1 Introduction to Oracle Machine Learning for R

Lists topics that introduce Oracle Machine Learning for R (OML4R).

OML4R in previous releases was named Oracle R Enterprise. The following topics introduce OML4R:

1.1 About Oracle Machine Learning for R

Oracle Machine Learning for R (OML4R) is a comprehensive, database-centric environment for end-to-end analytical processes in R, with immediate deployment to production environments.

OML4R is a set of R packages and Oracle Database features that enable an R user to operate on database-resident data without using SQL and to execute R scripts in one or more embedded R engines that run on the database server.

Using OML4R from your local R session, you have easy access to data in an Oracle Database instance. You can create and use R objects that specify data in database tables. OML4R has overloaded functions that translate R operations into SQL that executes in the database. The database consolidates the SQL and can use the query optimization, parallel processing, and scalability features of the database when it executes the SQL statements. The database returns the results as R objects.

Embedded R execution provides some of the most significant advantages of using OML4R. Using embedded R execution, you can store and run R scripts in the database through either an R interface or a SQL interface or both.

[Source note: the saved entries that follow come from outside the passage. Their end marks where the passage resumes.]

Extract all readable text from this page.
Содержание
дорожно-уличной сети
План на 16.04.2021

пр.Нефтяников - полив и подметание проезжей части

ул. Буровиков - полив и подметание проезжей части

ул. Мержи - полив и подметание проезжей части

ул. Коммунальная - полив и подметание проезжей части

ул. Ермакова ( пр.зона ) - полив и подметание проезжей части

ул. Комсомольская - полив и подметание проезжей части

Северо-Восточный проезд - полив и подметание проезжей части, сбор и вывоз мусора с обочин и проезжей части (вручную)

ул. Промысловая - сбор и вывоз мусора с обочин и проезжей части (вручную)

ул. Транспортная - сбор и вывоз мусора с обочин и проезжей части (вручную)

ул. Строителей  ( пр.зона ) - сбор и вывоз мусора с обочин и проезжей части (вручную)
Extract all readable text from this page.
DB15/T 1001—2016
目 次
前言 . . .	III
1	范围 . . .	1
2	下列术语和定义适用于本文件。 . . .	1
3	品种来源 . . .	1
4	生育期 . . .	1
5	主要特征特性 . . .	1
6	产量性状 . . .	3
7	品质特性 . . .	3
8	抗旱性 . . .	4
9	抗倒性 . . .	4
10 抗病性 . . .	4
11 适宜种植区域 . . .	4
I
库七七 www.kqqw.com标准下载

You can use the results of R scripts in SQL-enabled tools for structured data, R objects, and images.

1.2 Advantages of Oracle Machine Learning for R

Using OML4R to prepare and analyze data in an Oracle Database instance has many advantages for an R user.

With OML4R, you can do the following:

  • Operate on Database-Resident Data Without Using SQL. OML4R has overloaded open source R methods and functions that transparently convert standard R syntax into SQL. These methods and functions are in packages that implement the OML4R transparency layer. With these functions and methods, you can create R objects that access, analyze, and manipulate data that resides in the database. The database can automatically optimize the SQL to improve the efficiency of the query.

  • Eliminate Data Movement. By keeping the data in the database, you eliminate the time involved in transferring the data to your desktop computer and the need to store the data locally. You also eliminate the need to manage the locally stored data, which includes tasks such as distributing the data files to the appropriate locations, synchronizing the data with changes that are made in the production database, and so on.

  • Keep Data Secure. By keeping the data in the database, you have the security, scalability, reliability, and backup features of Oracle Database for managing the data.

  • Use the Power of the Database. By operating directly on database-resident data, you can use the memory and processing power of the database and avoid the memory constraints of your client R session.

  • Use Current Data. As data is refreshed in the database, you have immediate access to current data.

  • Prepare Data in the Database. Using the transparency layer functions, prepare large database-resident data sets for predictive analysis through operations such as ordering, aggregating, filtering, recoding, and the use of comprehensive sampling techniques without having to write SQL code.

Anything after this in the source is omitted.